Abstract
We have combined ab initio path integral molecular dynamics (PIMD) simulation and the polarizable continuum model (PCM) method to efficiently incorporate solvent effects into nuclear quantum fluctuation of molecular systems. Our combined ab initio PIMD–PCM simulation was applied to muoniated and deuterated methyl radical immersed in implicit water solvent to gain information on solvent and isotope effects from one simulation run. We found that solvent effects lead to the bond elongation and a decrease in the magnitude of isotropic hyperfine coupling constants. These are consistent with the trends in conventional static calculations and experiments. In addition, the performance of cavity models (universal force field, united atom specified for Kohn–Sham and these hybrid models) and the conservation of the PIMD–PCM Hamiltonian were accessed.

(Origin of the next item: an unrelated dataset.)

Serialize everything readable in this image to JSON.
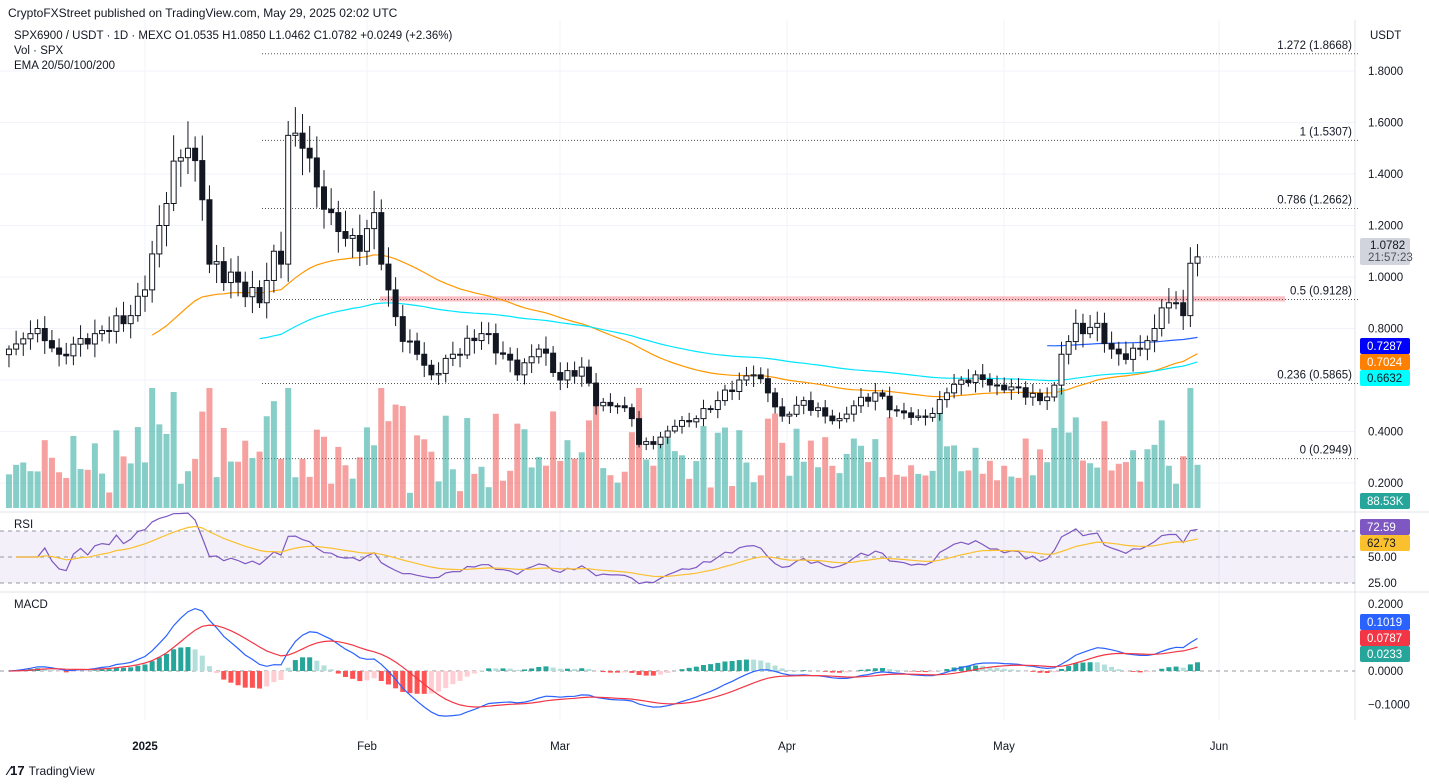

We confirmed that solvent effects on nuclear quantum fluctuation are efficiently computed using our combined simulation of quantum solute in implicit solvent.
Acknowledgements
Financial support was provided by Grant-in-Aid for Scientific Research and for the priority area by the Ministry of Education, Culture, Sports, Science and Technology, Japan.
Notes
1. The cavity models may be dependent on program suite used in simulation.

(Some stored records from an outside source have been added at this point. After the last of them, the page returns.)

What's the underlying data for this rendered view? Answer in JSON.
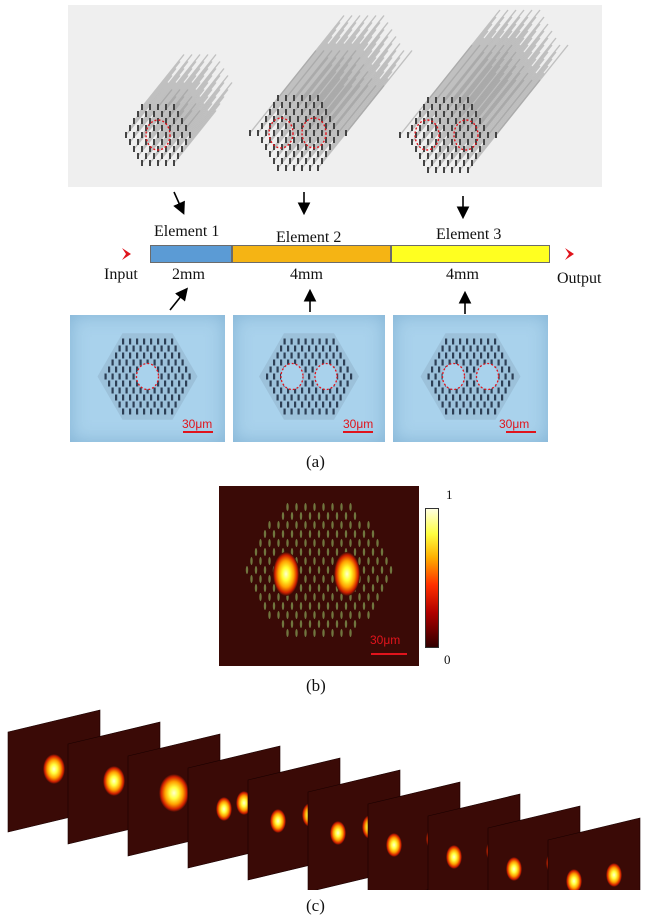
{
  "panel_a": {
    "label": "(a)",
    "elements": [
      {
        "name": "Element 1",
        "length": "2mm",
        "color": "#5b9bd5"
      },
      {
        "name": "Element 2",
        "length": "4mm",
        "color": "#f5b414"
      },
      {
        "name": "Element 3",
        "length": "4mm",
        "color": "#ffff20"
      }
    ],
    "input_label": "Input",
    "output_label": "Output",
    "scale_bars": [
      "30μm",
      "30μm",
      "30μm"
    ]
  },
  "panel_b": {
    "label": "(b)",
    "colorbar_max": "1",
    "colorbar_min": "0",
    "scale_bar": "30μm"
  },
  "panel_c": {
    "label": "(c)"
  },
  "colors": {
    "background_dark": "#3a0a06",
    "accent_red": "#e0141c",
    "render_bg": "#efefef",
    "photo_bg": "#a9d2ec"
  }
}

2. The hybrid model was performed using ‘scrf = (cpcm, read)’ with ‘nsph = 2’ and its arguments ‘1 2.130 1.00’ and ‘2 1.443 1.00’. Note that the first and second atoms correspond to the C and Mu atoms, respectively. In addition, in this paper, scale factor for atom-centred radii was set to 1.0, while its defalut value is 1.1.
3. A planar configuration is the optimised structure in the gas phase at the O3LYP/6-311G(d,p) level of theory, and pyramidal configuration is the structure where all structural parameters are the same as those of the planar configuration except for the dihedral angle of 83.9°.